On any given Friday afternoon, Erica McCormick can be found outside the SAC with a guitar in her hand and a tambourine on her foot, surrounded by other musicians filling the area with their fast-paced bluegrass music.
“Bluegrass is like country music without the drums and hyped up on caffeine,” said biology junior Matthew Lyons. “We play a lot of favorites and new people come every week. Sometimes we get jazzy, sometimes we get blues-y, so it’s different every [time].”
Lyons is one of the founding members of Burnt Orange Bluegrass, a UT student organization that comes together every Friday from 4 to 6 p.m. to play music outside the SAC. They have no fees or sign up sheets, instead attracting new members with the sound of their music and the promise that anyone, no matter their major or skill level, is welcome to join.
“It’s a nice little community,” Lyons said. “You get so caught up playing with the people around you that you don’t even notice the people walking by.”
Finance sophomore Max Malone was classically trained in the violin, but didn’t expect to take it up again in college. After attending a Burnt Orange Bluegrass jam session last year, Malone joined the group despite not knowing anything about the genre.
“Bluegrass, in the jam session context especially, is very improv-centric and very open ended,” Malone said. “There’s a much more fluid structure to it. It’s very different [from] the incredibly precise environment that I was used to. It [took] a lot of growth as a person and as a musician.”
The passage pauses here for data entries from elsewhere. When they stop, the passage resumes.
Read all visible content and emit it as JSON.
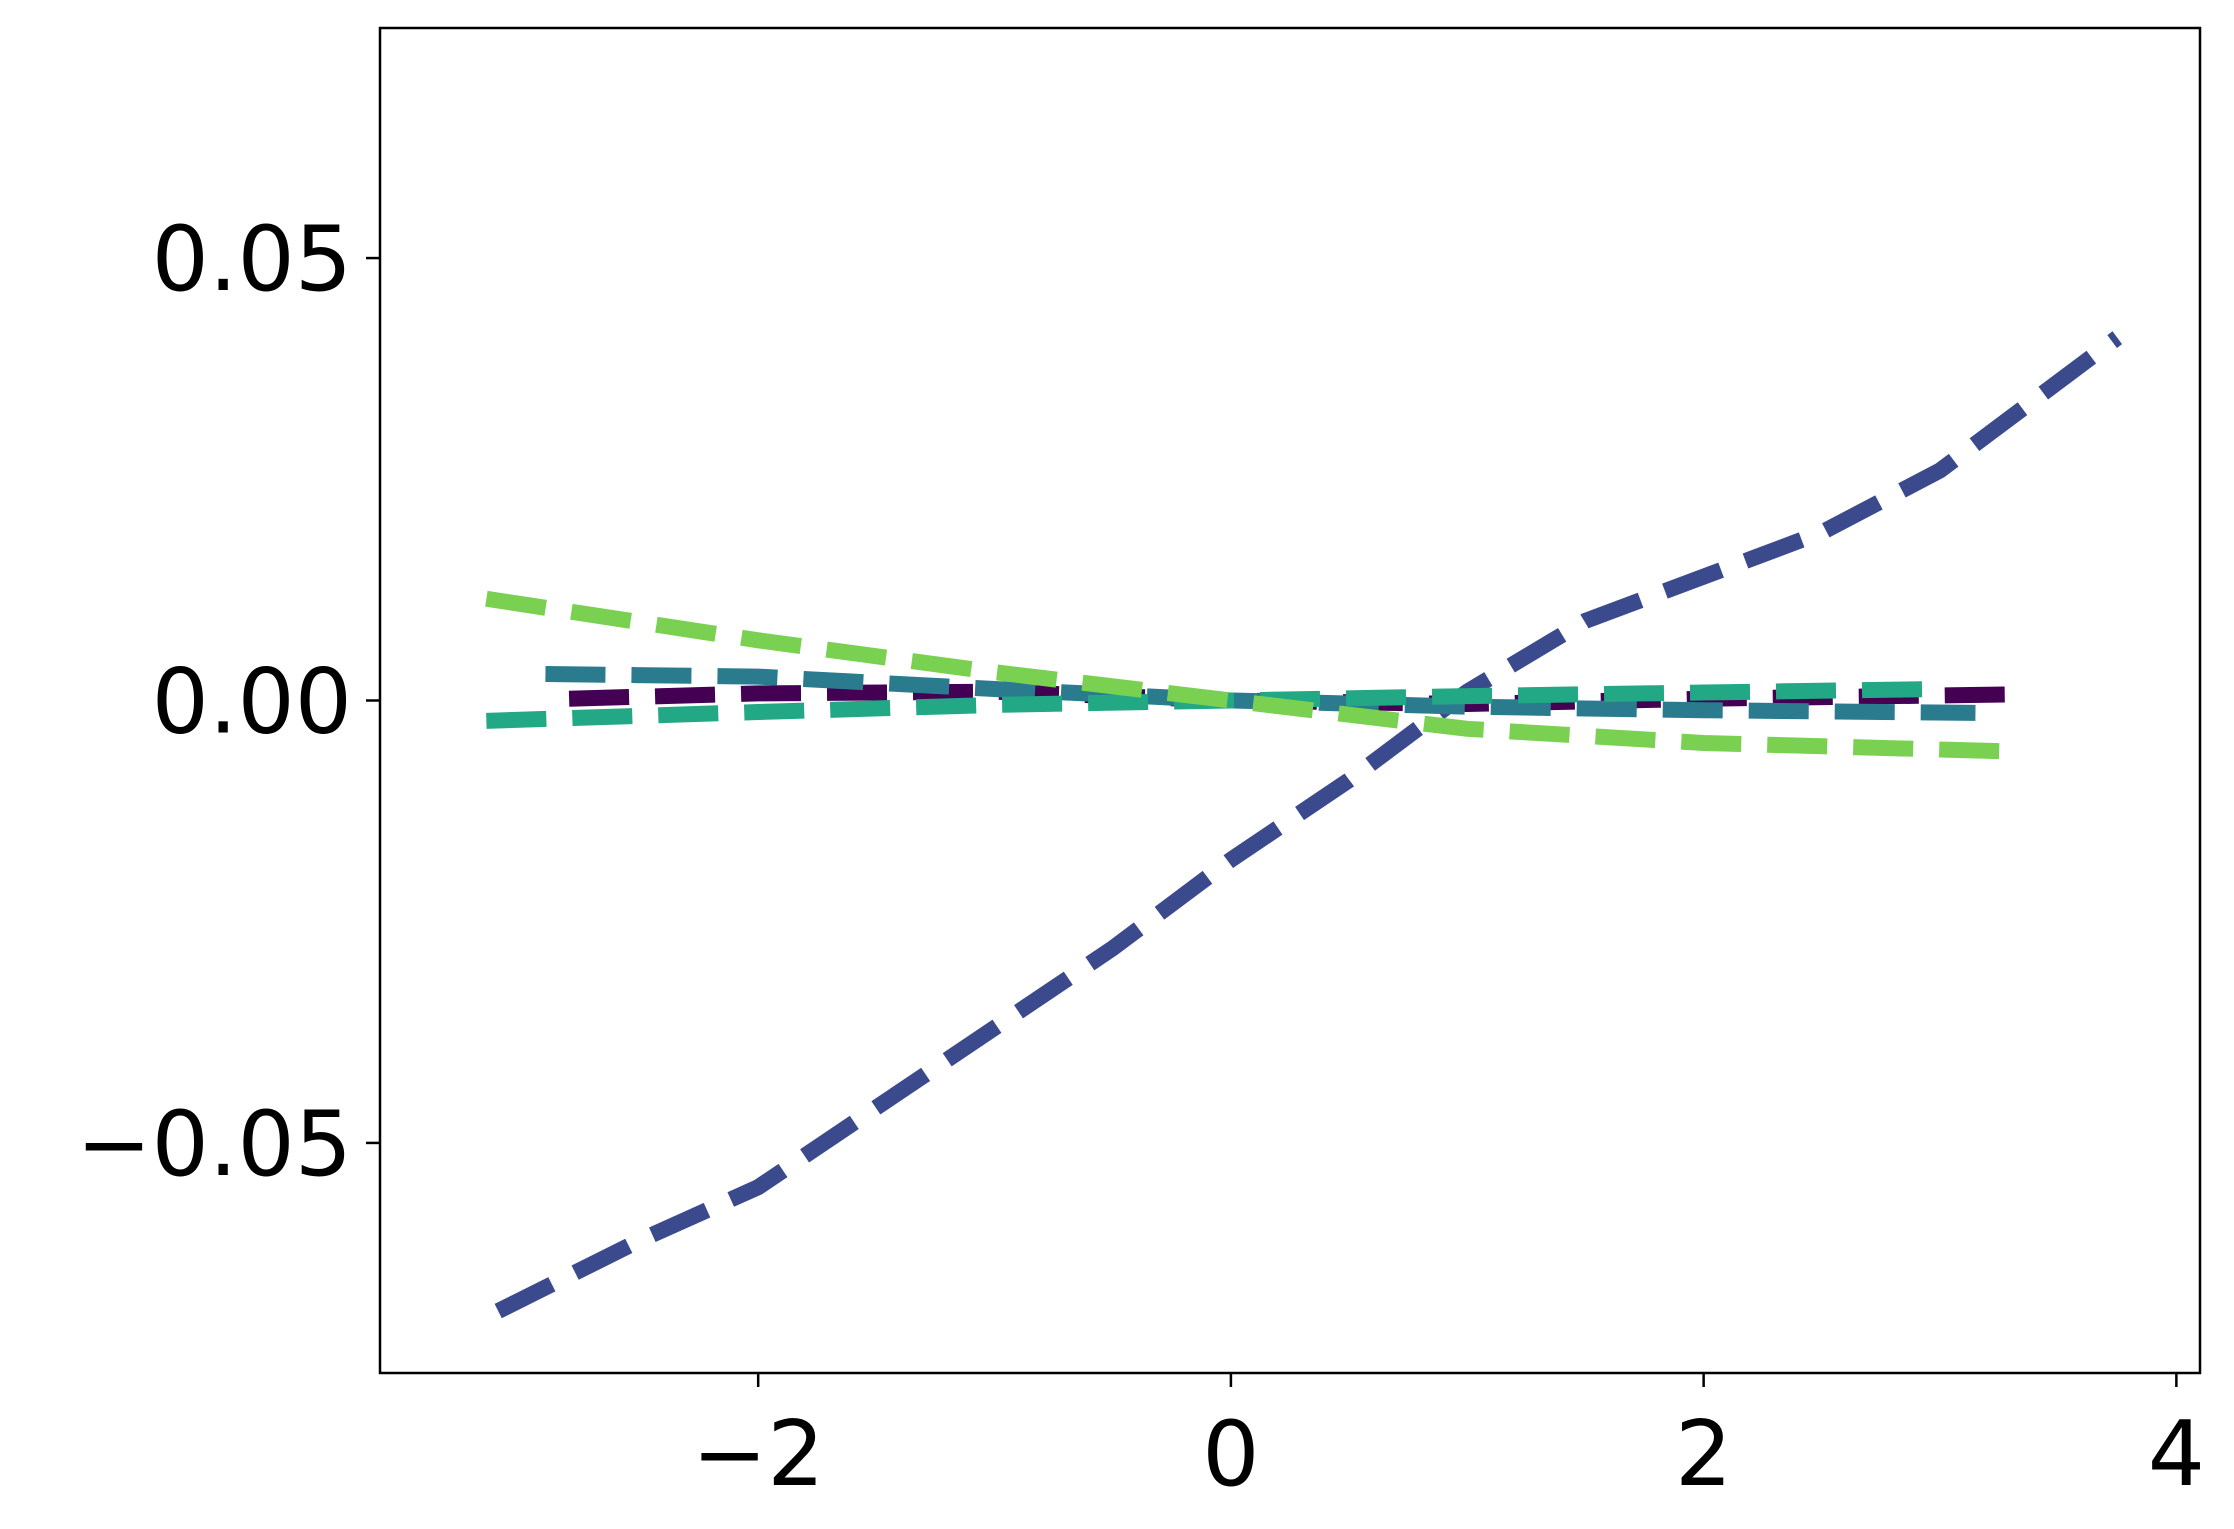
{
  "chart_data": {
    "type": "line",
    "title": "",
    "xlabel": "",
    "ylabel": "",
    "xlim": [
      -3.6,
      4.1
    ],
    "ylim": [
      -0.076,
      0.076
    ],
    "xticks": [
      -2,
      0,
      2,
      4
    ],
    "xtick_labels": [
      "−2",
      "0",
      "2",
      "4"
    ],
    "yticks": [
      -0.05,
      0.0,
      0.05
    ],
    "ytick_labels": [
      "−0.05",
      "0.00",
      "0.05"
    ],
    "grid": false,
    "legend": "none",
    "line_style": "dashed",
    "series": [
      {
        "color": "#440154",
        "x": [
          -2.8,
          -2.0,
          -1.0,
          0.0,
          1.0,
          2.0,
          3.35
        ],
        "y": [
          0.0002,
          0.0008,
          0.001,
          0.0,
          -0.0004,
          0.0002,
          0.0007
        ]
      },
      {
        "color": "#3b4a8c",
        "x": [
          -3.1,
          -2.5,
          -2.0,
          -1.5,
          -1.0,
          -0.5,
          0.0,
          0.5,
          1.0,
          1.5,
          2.0,
          2.5,
          3.0,
          3.75
        ],
        "y": [
          -0.069,
          -0.061,
          -0.055,
          -0.046,
          -0.037,
          -0.028,
          -0.018,
          -0.009,
          0.001,
          0.009,
          0.014,
          0.019,
          0.026,
          0.041
        ]
      },
      {
        "color": "#2a7b8e",
        "x": [
          -2.9,
          -2.0,
          -1.0,
          0.0,
          1.0,
          2.0,
          3.15
        ],
        "y": [
          0.003,
          0.0027,
          0.0013,
          0.0,
          -0.0007,
          -0.0011,
          -0.0014
        ]
      },
      {
        "color": "#22a884",
        "x": [
          -3.15,
          -2.0,
          -1.0,
          0.0,
          1.0,
          2.0,
          3.0
        ],
        "y": [
          -0.0023,
          -0.0013,
          -0.0005,
          0.0,
          0.0005,
          0.0009,
          0.0013
        ]
      },
      {
        "color": "#7ad151",
        "x": [
          -3.15,
          -2.0,
          -1.0,
          0.0,
          1.0,
          2.0,
          3.35
        ],
        "y": [
          0.0115,
          0.0068,
          0.0032,
          0.0,
          -0.0032,
          -0.0048,
          -0.0058
        ]
      }
    ]
  }
}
After being asked to play at UT’s Tour Across Texas meal on campus last semester, the informal group pulled a few of its members to form a new, smaller band consisting of Lyons, Malone and three others called the Engimatic Strangers. They stuck together following their performance and went on to play gigs at Hole in the Wall, Cherrywood Coffee House and Spider House.
Though the Enigmatic Strangers have disbanded, some of its members continue their pursuits in show business. McCormick, a Plan II and environmental science freshman, and radio-television-film sophomore Sol Chase perform as Three Quarter Moon, a band they hope to develop into a professional act, and former Enigmatic Strangers member James Smith recently released demos under the moniker Not Jim. Despite heading in different directions individually, the three musicians return to their community roots every week to jam on campus with Burnt Orange Bluegrass.
Chase said most bluegrass musicians share a common vocabulary of 50-100 traditional songs, so meeting someone with the same repertoire forms an instant connection.
“A jam group is like the casual version of a band,” Chase said. “You share an interest and you bond over that. Bluegrass is not mainstream music, so it’s a lot about the community aspect and about inviting people to jam sessions, especially those who don’t play bluegrass.”
Mechanical engineering sophomore Uriel Buitrago often stops to watch Burnt Orange Bluegrass on his way back to Jester. He said the improvisational aspect of the jams is very entertaining.
“It’s a really chill environment,” Buitrago said. “You don’t have to go far off campus to enjoy some good music.”